Comentário ao Acórdão do STA de 09/01/25 - Teresinha Frutuoso

23-05-2025

Os juízes da Secção de contencioso Administrativo do ST decidiram por unanimidade, que a AR deveria deixar de utilizar publicamente a designação "Comissão Parlamentar de Inquérito- Gémeas tratadas com o medicamente Zolgensma". O tribunal considerou que o uso dessa denominação violava os direitos fundamentais ao bom nome, à reserva da vida privada e à autodeterminação pessoal das recorrentes representadas pela mãe.

A comissão Parlamentar de Inquérito foi criada com o objetivo de investigar a administração do medicamente Zolgensma às gémeas, que são menores de idade. No entanto, o Tribunal entendeu que a utilização da designação mencionada expunha indevidamente as crianças, afetando a sua privacidade e dignidade. Além disso, a publicidade associada à comissão poderia prejudicar o direito das menores ao bom nome.

Esta decisão reforça a necessidade de equilíbrio entre as funções de fiscalização do parlamento e a proteção dos direitos fundamentais dos indivíduos, especialmente quando se trata de menores. A AR estava a violar o princípio da juridicidade, ao afetar direitos fundamentais sem base legal bastante.
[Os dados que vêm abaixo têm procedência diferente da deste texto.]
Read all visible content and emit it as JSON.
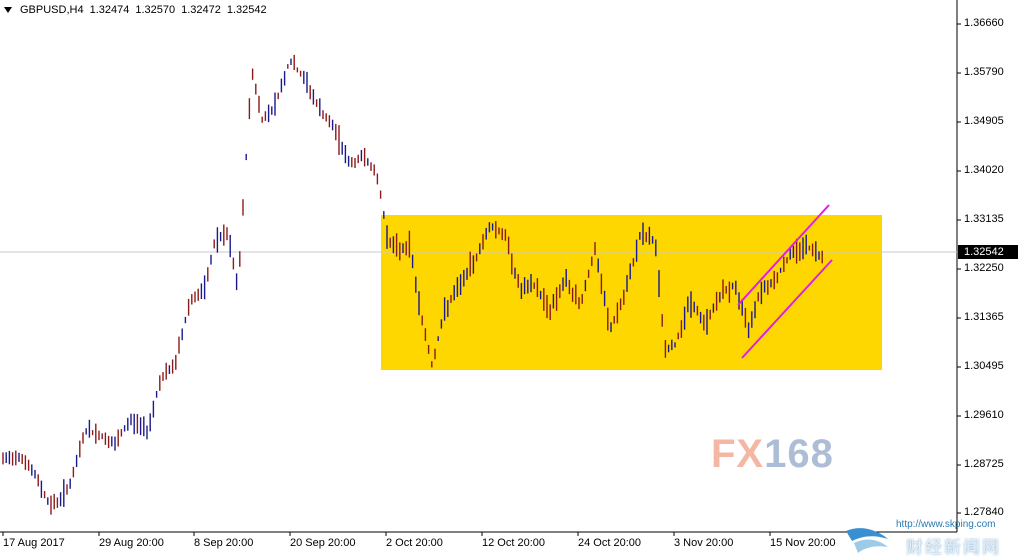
{
  "header": {
    "symbol": "GBPUSD,H4",
    "open": "1.32474",
    "high": "1.32570",
    "low": "1.32472",
    "close": "1.32542"
  },
  "y_axis": [
    "1.36660",
    "1.35790",
    "1.34905",
    "1.34020",
    "1.33135",
    "1.32250",
    "1.31365",
    "1.30495",
    "1.29610",
    "1.28725",
    "1.27840"
  ],
  "current_price": "1.32542",
  "x_axis": [
    "17 Aug 2017",
    "29 Aug 20:00",
    "8 Sep 20:00",
    "20 Sep 20:00",
    "2 Oct 20:00",
    "12 Oct 20:00",
    "24 Oct 20:00",
    "3 Nov 20:00",
    "15 Nov 20:00"
  ],
  "watermark": {
    "part1": "FX",
    "part2": "168"
  },
  "corner": {
    "url": "http://www.skping.com",
    "name": "财经新闻网"
  },
  "colors": {
    "range_box": "#ffd700",
    "channel": "#e020e0",
    "candles": "#1a1a8c",
    "wick_alt": "#8b1a1a"
  }
}
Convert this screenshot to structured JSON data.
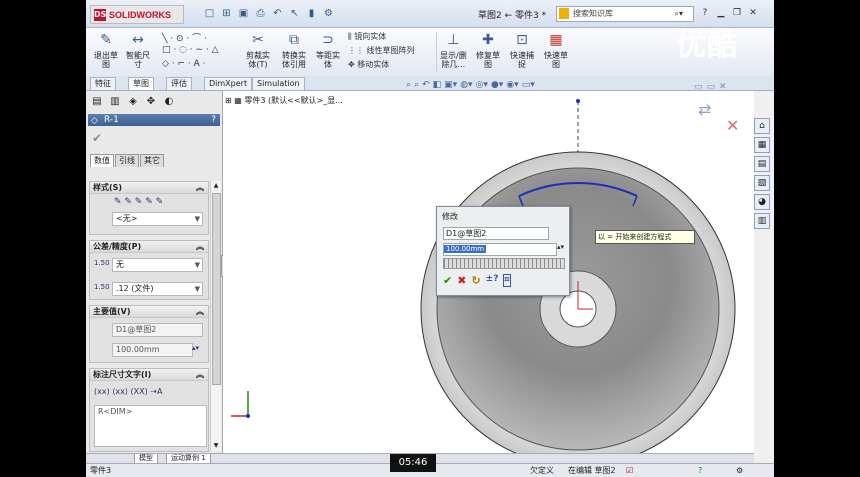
{
  "app": {
    "logo_text": "SOLIDWORKS",
    "document_title": "草图2 ← 零件3 *",
    "search_placeholder": "搜索知识库",
    "quick_access_icons": [
      "new-icon",
      "open-icon",
      "save-icon",
      "print-icon",
      "undo-icon",
      "select-icon",
      "rebuild-icon",
      "options-icon"
    ],
    "help_label": "?",
    "window_buttons": [
      "minimize-icon",
      "restore-icon",
      "close-icon"
    ]
  },
  "ribbon": {
    "buttons": [
      {
        "name": "exit-sketch",
        "label1": "退出草",
        "label2": "图"
      },
      {
        "name": "smart-dimension",
        "label1": "智能尺",
        "label2": "寸"
      },
      {
        "name": "trim-entities",
        "label1": "剪裁实",
        "label2": "体(T)"
      },
      {
        "name": "convert-entities",
        "label1": "转换实",
        "label2": "体引用"
      },
      {
        "name": "offset-entities",
        "label1": "等距实",
        "label2": "体"
      },
      {
        "name": "show-hide-relations",
        "label1": "显示/删",
        "label2": "除几..."
      },
      {
        "name": "repair-sketch",
        "label1": "修复草",
        "label2": "图"
      },
      {
        "name": "quick-snaps",
        "label1": "快速捕",
        "label2": "捉"
      },
      {
        "name": "instant-sketch",
        "label1": "快速草",
        "label2": "图"
      }
    ],
    "small_items": [
      "镜向实体",
      "线性草图阵列",
      "移动实体"
    ]
  },
  "tabs": [
    {
      "label": "特征",
      "active": false
    },
    {
      "label": "草图",
      "active": true
    },
    {
      "label": "评估",
      "active": false
    },
    {
      "label": "DimXpert",
      "active": false
    },
    {
      "label": "Simulation",
      "active": false
    }
  ],
  "property_manager": {
    "title": "R-1",
    "help": "?",
    "ok_symbol": "✔",
    "subtabs": [
      {
        "label": "数值",
        "active": true
      },
      {
        "label": "引线",
        "active": false
      },
      {
        "label": "其它",
        "active": false
      }
    ],
    "style": {
      "header": "样式(S)",
      "select": "<无>"
    },
    "tolerance": {
      "header": "公差/精度(P)",
      "tol_label": "无",
      "precision_label": ".12 (文件)"
    },
    "primary_value": {
      "header": "主要值(V)",
      "name": "D1@草图2",
      "value": "100.00mm"
    },
    "dim_text": {
      "header": "标注尺寸文字(I)",
      "text": "R<DIM>"
    }
  },
  "viewport": {
    "breadcrumb": "零件3 (默认<<默认>_显..."
  },
  "modify_dialog": {
    "title": "修改",
    "dim_name": "D1@草图2",
    "value": "100.00mm",
    "buttons": [
      "✔",
      "✖",
      "↻",
      "±?",
      "⌗"
    ]
  },
  "tooltip": "以 = 开始来创建方程式",
  "bottom_tabs": [
    "模型",
    "运动算例 1"
  ],
  "status": {
    "part": "零件3",
    "under_defined": "欠定义",
    "editing": "在编辑 草图2"
  },
  "video_time": "05:46",
  "watermark": "优酷",
  "colors": {
    "accent": "#3d5f91",
    "sketch_blue": "#1a2fb8"
  }
}
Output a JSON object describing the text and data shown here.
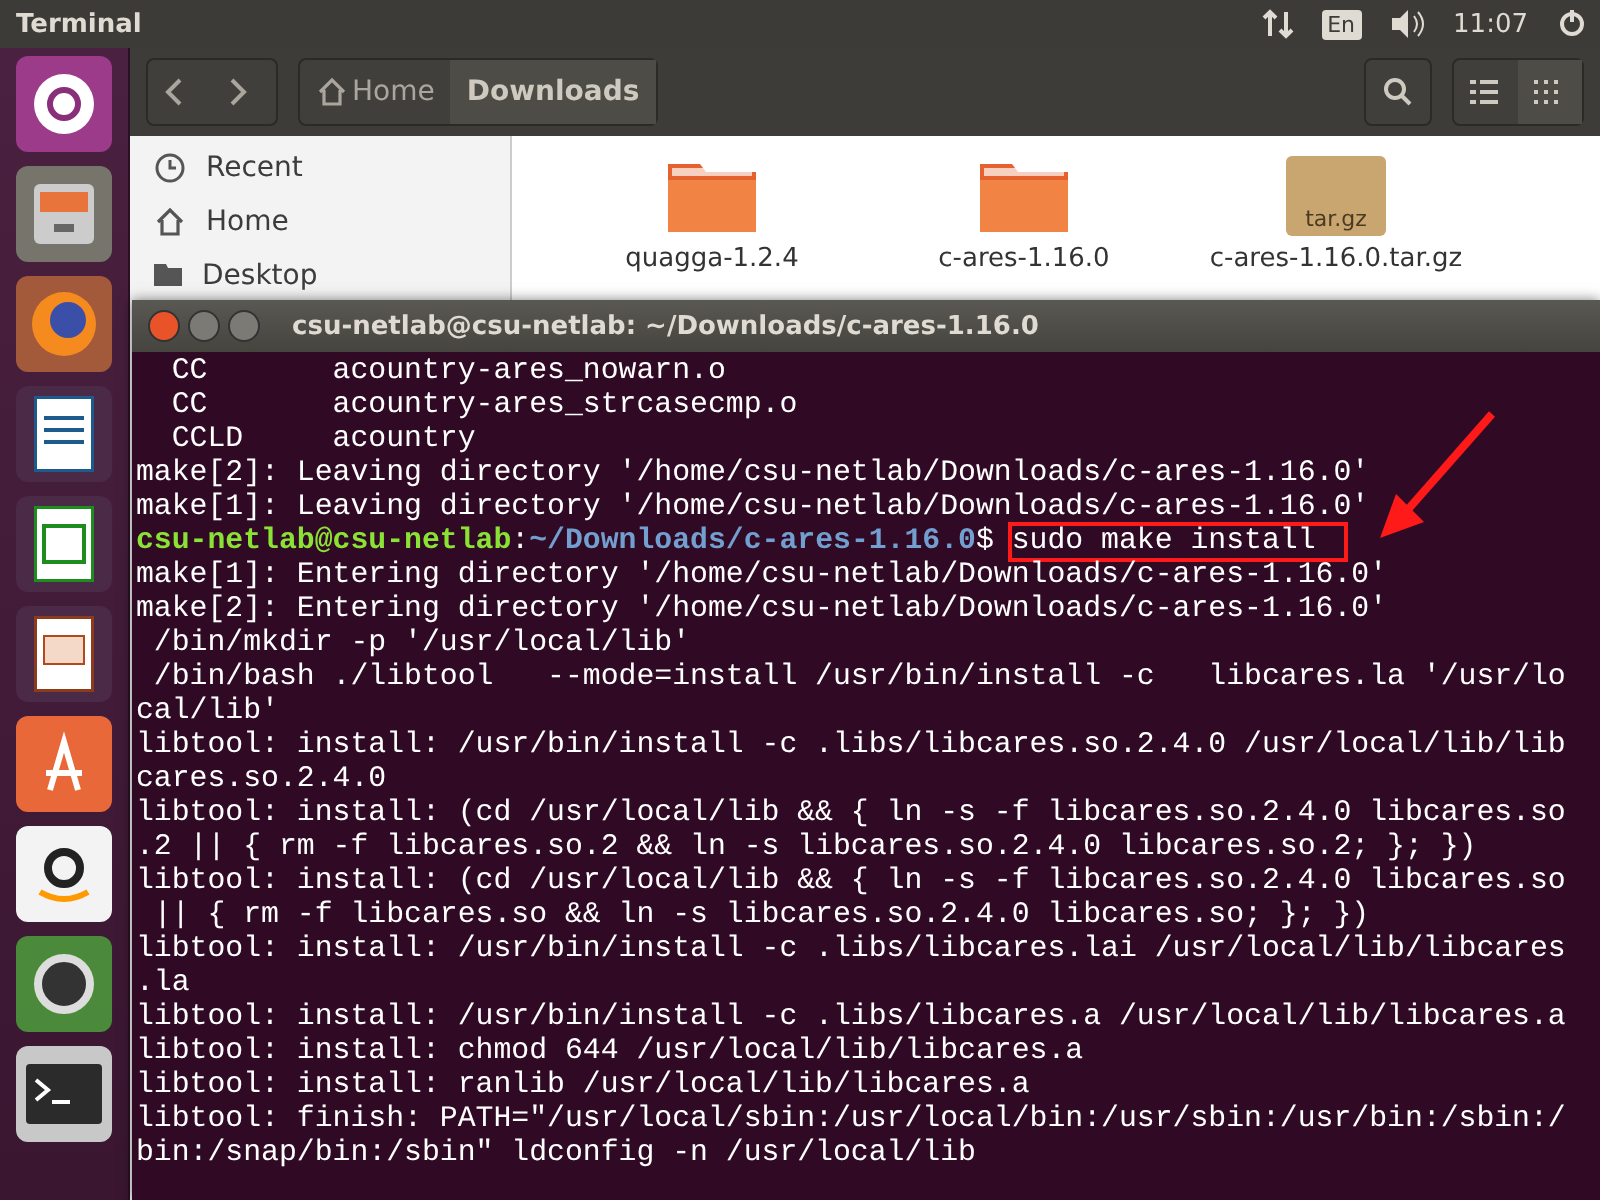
{
  "top_panel": {
    "title": "Terminal",
    "keyboard": "En",
    "clock": "11:07"
  },
  "launcher": [
    {
      "kind": "dash"
    },
    {
      "kind": "files"
    },
    {
      "kind": "browser"
    },
    {
      "kind": "writer"
    },
    {
      "kind": "calc"
    },
    {
      "kind": "impress"
    },
    {
      "kind": "store"
    },
    {
      "kind": "amazon"
    },
    {
      "kind": "updater"
    },
    {
      "kind": "terminal"
    }
  ],
  "file_manager": {
    "breadcrumbs": [
      {
        "label": "Home",
        "selected": false
      },
      {
        "label": "Downloads",
        "selected": true
      }
    ],
    "view": [
      {
        "kind": "list",
        "selected": false
      },
      {
        "kind": "grid",
        "selected": true
      }
    ],
    "sidebar": [
      {
        "label": "Recent",
        "kind": "recent"
      },
      {
        "label": "Home",
        "kind": "home"
      },
      {
        "label": "Desktop",
        "kind": "folder"
      }
    ],
    "files": [
      {
        "name": "quagga-1.2.4",
        "kind": "folder"
      },
      {
        "name": "c-ares-1.16.0",
        "kind": "folder"
      },
      {
        "name": "c-ares-1.16.0.tar.gz",
        "kind": "archive",
        "badge": "tar.gz"
      }
    ]
  },
  "terminal": {
    "title": "csu-netlab@csu-netlab: ~/Downloads/c-ares-1.16.0",
    "lines": [
      {
        "kind": "output",
        "text": "  CC       acountry-ares_nowarn.o"
      },
      {
        "kind": "output",
        "text": "  CC       acountry-ares_strcasecmp.o"
      },
      {
        "kind": "output",
        "text": "  CCLD     acountry"
      },
      {
        "kind": "output",
        "text": "make[2]: Leaving directory '/home/csu-netlab/Downloads/c-ares-1.16.0'"
      },
      {
        "kind": "output",
        "text": "make[1]: Leaving directory '/home/csu-netlab/Downloads/c-ares-1.16.0'"
      },
      {
        "kind": "prompt",
        "user": "csu-netlab@csu-netlab",
        "sep": ":",
        "path": "~/Downloads/c-ares-1.16.0",
        "suffix": "$",
        "command": "sudo make install",
        "boxed": true
      },
      {
        "kind": "output",
        "text": "make[1]: Entering directory '/home/csu-netlab/Downloads/c-ares-1.16.0'"
      },
      {
        "kind": "output",
        "text": "make[2]: Entering directory '/home/csu-netlab/Downloads/c-ares-1.16.0'"
      },
      {
        "kind": "output",
        "text": " /bin/mkdir -p '/usr/local/lib'"
      },
      {
        "kind": "output",
        "text": " /bin/bash ./libtool   --mode=install /usr/bin/install -c   libcares.la '/usr/lo"
      },
      {
        "kind": "output",
        "text": "cal/lib'"
      },
      {
        "kind": "output",
        "text": "libtool: install: /usr/bin/install -c .libs/libcares.so.2.4.0 /usr/local/lib/lib"
      },
      {
        "kind": "output",
        "text": "cares.so.2.4.0"
      },
      {
        "kind": "output",
        "text": "libtool: install: (cd /usr/local/lib && { ln -s -f libcares.so.2.4.0 libcares.so"
      },
      {
        "kind": "output",
        "text": ".2 || { rm -f libcares.so.2 && ln -s libcares.so.2.4.0 libcares.so.2; }; })"
      },
      {
        "kind": "output",
        "text": "libtool: install: (cd /usr/local/lib && { ln -s -f libcares.so.2.4.0 libcares.so"
      },
      {
        "kind": "output",
        "text": " || { rm -f libcares.so && ln -s libcares.so.2.4.0 libcares.so; }; })"
      },
      {
        "kind": "output",
        "text": "libtool: install: /usr/bin/install -c .libs/libcares.lai /usr/local/lib/libcares"
      },
      {
        "kind": "output",
        "text": ".la"
      },
      {
        "kind": "output",
        "text": "libtool: install: /usr/bin/install -c .libs/libcares.a /usr/local/lib/libcares.a"
      },
      {
        "kind": "output",
        "text": "libtool: install: chmod 644 /usr/local/lib/libcares.a"
      },
      {
        "kind": "output",
        "text": "libtool: install: ranlib /usr/local/lib/libcares.a"
      },
      {
        "kind": "output",
        "text": "libtool: finish: PATH=\"/usr/local/sbin:/usr/local/bin:/usr/sbin:/usr/bin:/sbin:/"
      },
      {
        "kind": "output",
        "text": "bin:/snap/bin:/sbin\" ldconfig -n /usr/local/lib"
      }
    ]
  }
}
Como indica o prof. Freitas do Amaral, "o princípio da prevalência dos direitos fundamentais sobre os atos da Administração não significa a paralisia desta, mas exige que o exercício do poder administrativo se contenha dentro dos limites dos direitos dos cidadãos.

Este acórdão ilustra a aplicação dos direitos fundamentais no âmbito administrativo, destacando a obrigação das entidades públicas em respeitar e proteger a privacidade e a dignidade dos cidadãos. Além disso, enfatiza a responsabilidade do Estado em assegurar que suas ações não violam direitos constitucionais, mesmo quando relacionadas a investigações de interesse público.

Estava em causa o princípio da juridicidade da Administração Pública, nos termos do art.º 266/2 CRP, a Administração Pública está vinculada "ao princípio da legalidade, prosseguindo o interesse público no respeito pelos direitos e interesses legalmente protegidos dos cidadãos". Como refere Marcello Caetano, "a Administração Pública só pode agir dentro dos limites da lei e para prosseguir finalidades públicas compatíveis com os direitos dos particulares.

O acórdão baseia-se implicitamente na aplicação do princípio da proporcionalidade, desdobrado em adequação, necessidade e proporcionalidade em sentido estrito. O princípio da proporcionalidade obriga à otimização dos direitos fundamentais e à ponderação cuidadosa entre o interesse público e os direitos subjetivos afetados. O STA conclui que o objetivo da comissão não exigira, para ser eficaz, que o título fizesse referência às gémeas, tornando a designação desnecessária e desproporcional.

Este acórdão também toca de forma implícita, em temas discutidos na doutrina, os atos de natureza comunicacional ou simbólica da Administração. Freitas do Amaral tem discutido a noção de atos administrativos atípicos e comportamentos administrativos suscetíveis de controlo, que é o que está em causa: um ato comunicacional com efeitos jurídicos relevantes.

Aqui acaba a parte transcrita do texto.